Cette dernière a été créée en 2008 à l’article L. 16-0 BA du LPF et permet à l’administration fiscale de pénétrer dans les locaux professionnels ou privés d’un contribuable pour y rechercher des preuves de fraude fiscale. En effet, l’objet même de cette procédure est de lutter contre la fraude fiscale. 

C’est une procédure dite « exceptionnelle ». Elle permet aux agents de réagir face à une situation qu’ils considèrent comme manifestement frauduleuse et ainsi, de procéder à un contrôle immédiat de la période fiscale en cours ainsi qu’à des saisies conservatoires. C’est une notion empruntée au droit pénal puisque, autrement dit, il s’agit de « prendre en flagrant délit la fraude fiscale » d’un contribuable.

B) Quelles sont les conditions de mise en œuvre de la procédure de flagrance fiscale ?

La particularité de cette procédure est qu’elle peut se faire au titre d’une période d’imposition en cours, c’est-à-dire une période qui n’a pas encore donné lieu à déclaration. Elle ne peut concerner que les professionnels pour leurs déclarations d’impôt sur le revenu des personnes physiques (bénéfices industriels et commerciaux, bénéfices agricoles et bénéfices non-commerciaux), d’impôt sur les sociétés et de taxe sur la valeur ajoutée (TVA). 

Il existe des conditions essentielles à la mise en œuvre de la procédure. 

Tout d’abord, il faut une obligation déclarative non encore échue. En effet, la procédure de flagrance fiscale permet à l’administration fiscale de contrôler une période d’imposition en cours.  

Ensuite, les agents doivent avoir constaté l’existence de circonstances susceptibles de menacer le recouvrement d’une créance fiscale ou de certains faits frauduleux. Dans le premier cas, il peut s’agir de la création d’une société dans un but éphémère telle que la récupération de la TVA. Dans le second cas, il peut s’agir d’une activité occulte, de fausses factures ou de travailleurs non déclarés. Il doit y avoir des indices sérieux et concordants prouvant l’intention du contribuable de frauder. 

De plus, la fraude doit être flagrante. Il peut s’agir par exemple d’une absence totale de comptabilité ou d’une falsification de documents.

En outre, il est important de constater que la procédure de flagrance fiscale doit être utilisée dans le cadre d’un contrôle sur place de sorte qu’il s’agit d’une procédure accessoire à une autre procédure de contrôle. En effet, les agents de l’administration fiscale doivent se rendre directement chez le contribuable ou dans les locaux de l’entreprise qu’ils souhaitent contrôler, dans le cadre d’une procédure ponctuelle ou approfondie.

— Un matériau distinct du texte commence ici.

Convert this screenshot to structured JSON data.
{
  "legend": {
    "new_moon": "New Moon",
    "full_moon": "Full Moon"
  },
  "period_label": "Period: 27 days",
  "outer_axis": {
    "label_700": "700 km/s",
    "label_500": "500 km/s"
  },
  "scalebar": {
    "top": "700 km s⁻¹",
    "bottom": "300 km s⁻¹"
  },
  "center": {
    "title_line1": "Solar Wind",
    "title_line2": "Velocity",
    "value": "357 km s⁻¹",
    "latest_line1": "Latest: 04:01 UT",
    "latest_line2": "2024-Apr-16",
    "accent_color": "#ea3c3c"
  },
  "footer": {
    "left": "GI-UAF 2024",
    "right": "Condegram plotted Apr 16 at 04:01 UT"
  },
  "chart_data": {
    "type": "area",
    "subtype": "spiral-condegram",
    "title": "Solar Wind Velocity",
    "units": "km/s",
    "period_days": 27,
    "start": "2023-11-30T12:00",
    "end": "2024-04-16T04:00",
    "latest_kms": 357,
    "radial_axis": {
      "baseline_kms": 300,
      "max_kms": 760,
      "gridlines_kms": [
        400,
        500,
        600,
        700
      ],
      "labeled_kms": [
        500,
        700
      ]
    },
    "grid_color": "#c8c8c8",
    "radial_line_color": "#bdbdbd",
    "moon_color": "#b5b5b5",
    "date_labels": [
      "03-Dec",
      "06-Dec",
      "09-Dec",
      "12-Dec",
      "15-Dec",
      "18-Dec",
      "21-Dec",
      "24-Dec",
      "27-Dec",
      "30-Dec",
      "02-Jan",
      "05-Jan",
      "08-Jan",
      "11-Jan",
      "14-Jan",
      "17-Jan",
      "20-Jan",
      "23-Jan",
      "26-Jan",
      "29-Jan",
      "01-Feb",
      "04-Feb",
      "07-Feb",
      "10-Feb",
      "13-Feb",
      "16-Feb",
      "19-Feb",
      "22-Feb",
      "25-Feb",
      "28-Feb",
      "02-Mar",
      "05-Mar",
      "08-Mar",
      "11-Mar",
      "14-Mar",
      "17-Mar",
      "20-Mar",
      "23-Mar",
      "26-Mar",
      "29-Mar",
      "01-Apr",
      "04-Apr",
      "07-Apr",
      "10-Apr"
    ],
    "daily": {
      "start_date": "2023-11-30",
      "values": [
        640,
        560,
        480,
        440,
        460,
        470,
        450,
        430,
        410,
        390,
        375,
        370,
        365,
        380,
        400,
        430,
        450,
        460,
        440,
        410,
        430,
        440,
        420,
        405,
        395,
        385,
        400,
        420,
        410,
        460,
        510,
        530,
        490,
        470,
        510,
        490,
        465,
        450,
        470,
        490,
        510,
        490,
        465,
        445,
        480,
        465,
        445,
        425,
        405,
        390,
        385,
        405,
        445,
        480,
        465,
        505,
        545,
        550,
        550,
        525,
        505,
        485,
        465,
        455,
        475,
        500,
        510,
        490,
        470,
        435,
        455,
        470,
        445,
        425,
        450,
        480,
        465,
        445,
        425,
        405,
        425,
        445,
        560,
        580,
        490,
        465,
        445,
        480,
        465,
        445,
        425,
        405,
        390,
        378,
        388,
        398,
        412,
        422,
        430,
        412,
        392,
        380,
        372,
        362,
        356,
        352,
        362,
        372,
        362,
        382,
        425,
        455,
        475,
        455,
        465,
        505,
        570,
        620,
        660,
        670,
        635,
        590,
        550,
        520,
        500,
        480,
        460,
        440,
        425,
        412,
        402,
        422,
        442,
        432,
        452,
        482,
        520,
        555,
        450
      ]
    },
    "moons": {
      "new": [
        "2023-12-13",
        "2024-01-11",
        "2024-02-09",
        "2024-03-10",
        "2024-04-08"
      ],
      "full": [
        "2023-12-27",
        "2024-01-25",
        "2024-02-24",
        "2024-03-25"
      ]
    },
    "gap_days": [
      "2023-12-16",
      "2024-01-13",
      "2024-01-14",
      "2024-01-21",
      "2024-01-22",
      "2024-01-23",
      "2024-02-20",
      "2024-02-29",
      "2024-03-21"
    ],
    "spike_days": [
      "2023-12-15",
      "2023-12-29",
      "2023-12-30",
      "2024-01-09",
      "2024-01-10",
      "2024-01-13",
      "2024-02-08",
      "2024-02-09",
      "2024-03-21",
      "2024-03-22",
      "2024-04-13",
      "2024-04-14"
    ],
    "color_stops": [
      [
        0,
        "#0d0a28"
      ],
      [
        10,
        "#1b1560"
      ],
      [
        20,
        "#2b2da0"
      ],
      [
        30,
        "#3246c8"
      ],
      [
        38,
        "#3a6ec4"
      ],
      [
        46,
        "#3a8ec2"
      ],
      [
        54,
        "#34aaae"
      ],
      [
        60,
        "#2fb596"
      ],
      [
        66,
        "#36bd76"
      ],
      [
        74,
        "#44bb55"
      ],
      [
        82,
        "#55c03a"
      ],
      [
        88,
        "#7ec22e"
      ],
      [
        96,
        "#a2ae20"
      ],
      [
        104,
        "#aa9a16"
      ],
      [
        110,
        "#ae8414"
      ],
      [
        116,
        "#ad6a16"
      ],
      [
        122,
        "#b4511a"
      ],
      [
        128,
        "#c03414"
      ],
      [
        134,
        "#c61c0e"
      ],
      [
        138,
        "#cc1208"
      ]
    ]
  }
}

La flagrance fiscale est donc une forme de procédure “dans la procédure” qui peut être utilisée parallèlement à un droit de visite et de saisie, à un droit d’enquête ou dans le cadre d’un contrôle inopiné à l’occasion d’une vérification de comptabilité. 

II. Les effets de la procédure de flagrance fiscale

A) Quelles sont les conséquences de la procédure de flagrance fiscale ?

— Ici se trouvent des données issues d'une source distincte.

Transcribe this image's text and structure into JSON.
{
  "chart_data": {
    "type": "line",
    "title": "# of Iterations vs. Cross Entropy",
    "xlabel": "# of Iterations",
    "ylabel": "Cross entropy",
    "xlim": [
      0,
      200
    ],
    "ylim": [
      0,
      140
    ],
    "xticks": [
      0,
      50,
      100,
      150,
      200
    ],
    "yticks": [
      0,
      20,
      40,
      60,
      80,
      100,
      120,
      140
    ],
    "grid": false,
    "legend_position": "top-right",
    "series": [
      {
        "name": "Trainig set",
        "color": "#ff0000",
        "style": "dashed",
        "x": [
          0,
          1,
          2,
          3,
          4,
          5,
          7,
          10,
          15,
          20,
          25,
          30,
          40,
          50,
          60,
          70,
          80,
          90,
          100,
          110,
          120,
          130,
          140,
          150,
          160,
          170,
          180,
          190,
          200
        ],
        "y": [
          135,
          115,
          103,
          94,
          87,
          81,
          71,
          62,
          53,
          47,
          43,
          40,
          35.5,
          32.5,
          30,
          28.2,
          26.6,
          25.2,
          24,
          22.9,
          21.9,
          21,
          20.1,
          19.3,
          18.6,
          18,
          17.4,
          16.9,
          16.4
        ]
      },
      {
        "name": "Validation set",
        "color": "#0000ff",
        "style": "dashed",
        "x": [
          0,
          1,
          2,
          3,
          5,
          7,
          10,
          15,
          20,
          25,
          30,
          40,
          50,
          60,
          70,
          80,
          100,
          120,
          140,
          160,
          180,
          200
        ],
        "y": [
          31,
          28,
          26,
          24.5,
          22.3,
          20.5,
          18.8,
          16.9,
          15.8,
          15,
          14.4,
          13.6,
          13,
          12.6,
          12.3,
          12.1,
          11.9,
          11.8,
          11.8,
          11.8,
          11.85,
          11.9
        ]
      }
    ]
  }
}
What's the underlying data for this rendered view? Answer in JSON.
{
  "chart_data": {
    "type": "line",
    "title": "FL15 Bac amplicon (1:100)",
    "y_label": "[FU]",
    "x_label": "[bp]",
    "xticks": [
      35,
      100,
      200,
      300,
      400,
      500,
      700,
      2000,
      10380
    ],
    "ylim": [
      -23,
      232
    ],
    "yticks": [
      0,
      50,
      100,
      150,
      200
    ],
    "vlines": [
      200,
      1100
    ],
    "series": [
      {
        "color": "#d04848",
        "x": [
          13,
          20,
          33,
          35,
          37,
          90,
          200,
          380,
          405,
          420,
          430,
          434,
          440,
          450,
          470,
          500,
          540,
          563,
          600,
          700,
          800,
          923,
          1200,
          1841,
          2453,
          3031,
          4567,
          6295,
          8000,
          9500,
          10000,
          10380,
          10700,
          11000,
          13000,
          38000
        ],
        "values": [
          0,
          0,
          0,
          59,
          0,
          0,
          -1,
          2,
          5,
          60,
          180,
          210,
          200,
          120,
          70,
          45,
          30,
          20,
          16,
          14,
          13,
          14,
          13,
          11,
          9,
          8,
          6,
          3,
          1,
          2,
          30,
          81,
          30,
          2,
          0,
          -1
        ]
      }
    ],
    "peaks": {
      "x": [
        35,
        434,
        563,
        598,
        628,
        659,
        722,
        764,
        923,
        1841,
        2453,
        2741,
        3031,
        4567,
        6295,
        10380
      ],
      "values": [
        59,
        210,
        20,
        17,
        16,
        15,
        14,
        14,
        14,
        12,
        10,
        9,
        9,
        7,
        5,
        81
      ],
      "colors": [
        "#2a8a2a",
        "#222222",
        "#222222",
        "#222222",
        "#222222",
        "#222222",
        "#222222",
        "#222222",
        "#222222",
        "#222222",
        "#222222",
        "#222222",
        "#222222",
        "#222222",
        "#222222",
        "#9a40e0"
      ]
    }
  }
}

Lorsque les conditions sont respectées, les agents de l’administration fiscale sont habilités à dresser un procès-verbal qui va constater la flagrance fiscale

Le procès-verbal de flagrance fiscale permet aux agents de procéder à des saisies conservatoires sans autorisation préalable du juge, mais également d’infliger au contribuable des sanctions telles que des amendes tant spécifiques que de droit commun. Par exemple, il peut s’agir d’une amende variant de 5 000 € à 20 000 € selon le chiffre d’affaires du contribuable. 

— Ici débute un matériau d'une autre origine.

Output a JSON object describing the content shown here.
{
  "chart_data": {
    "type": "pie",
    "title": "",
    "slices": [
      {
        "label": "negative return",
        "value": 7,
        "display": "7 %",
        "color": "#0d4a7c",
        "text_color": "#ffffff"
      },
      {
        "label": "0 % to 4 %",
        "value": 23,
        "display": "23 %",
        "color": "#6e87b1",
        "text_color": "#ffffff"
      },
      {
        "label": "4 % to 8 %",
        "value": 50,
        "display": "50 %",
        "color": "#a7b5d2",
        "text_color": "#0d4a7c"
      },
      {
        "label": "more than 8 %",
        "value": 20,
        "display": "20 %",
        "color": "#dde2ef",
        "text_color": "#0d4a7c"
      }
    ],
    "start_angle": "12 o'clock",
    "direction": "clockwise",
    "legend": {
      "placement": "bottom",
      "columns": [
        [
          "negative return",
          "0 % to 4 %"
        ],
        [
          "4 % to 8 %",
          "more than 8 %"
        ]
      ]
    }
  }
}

Les saisies conservatoires ne peuvent porter que sur des éléments du stock, des meubles meublants ou encore des créances. Toutefois, elles ne peuvent pas porter sur un immeuble ou un fonds de commerce. Le montant des saisies est déterminé en fonction du chiffre d’affaires.

Les saisies sont conservatoires, autrement dit, temporaires. En effet, elles visent à préserver le recouvrement d’un impôt futur dont le délai de déclaration n’est pas encore échu. Ainsi, si le contribuable adresse une déclaration de revenus conforme et acquitte le montant de l’impôt, il sera procédé à la mainlevée des saisies conservatoires effectuées.

La mise en œuvre de cette procédure conduit également à des conséquences négatives pour le contribuable : 

  • Elle opère une extension du délai de reprise, porté à 10 ans au lieu de 3 ans ;
  • L’administration fiscale pourra procéder à un nouveau contrôle de la période ayant déjà fait l’objet d’un procès-verbal de flagrance fiscale ;
  • La durée de la vérification de comptabilité de l’entreprise n’est plus limitée à trois mois.

B) Quelles sont les voies de recours envisageables ?

Il est possible d’envisager deux voies de recours

  • Le recours contre le procès-verbal de flagrance fiscale ; 
  • Le recours contre le procès-verbal de mise en œuvre des saisies conservatoires. 

Le recours contre le procès-verbal de flagrance fiscale est énoncé à l’article L. 279 du LPF qui dispose que les personnes qui font l’objet d’un procès-verbal de flagrance fiscale peuvent contester la régularité de la procédure dans les quinze jours de la réception du procès-verbal devant le juge administratif des référés

Ce dernier statue dans un délai d’un mois et il met fin à la procédure s’il est fait état d’un moyen propre à créer un doute sérieux sur la régularité de la procédure. 

Il vérifie si les conditions d’ouverture de la procédure ont bien été respectées. De plus, il vérifie que le procès-verbal de flagrance fiscale a été correctement rédigé et régulièrement notifié au contribuable.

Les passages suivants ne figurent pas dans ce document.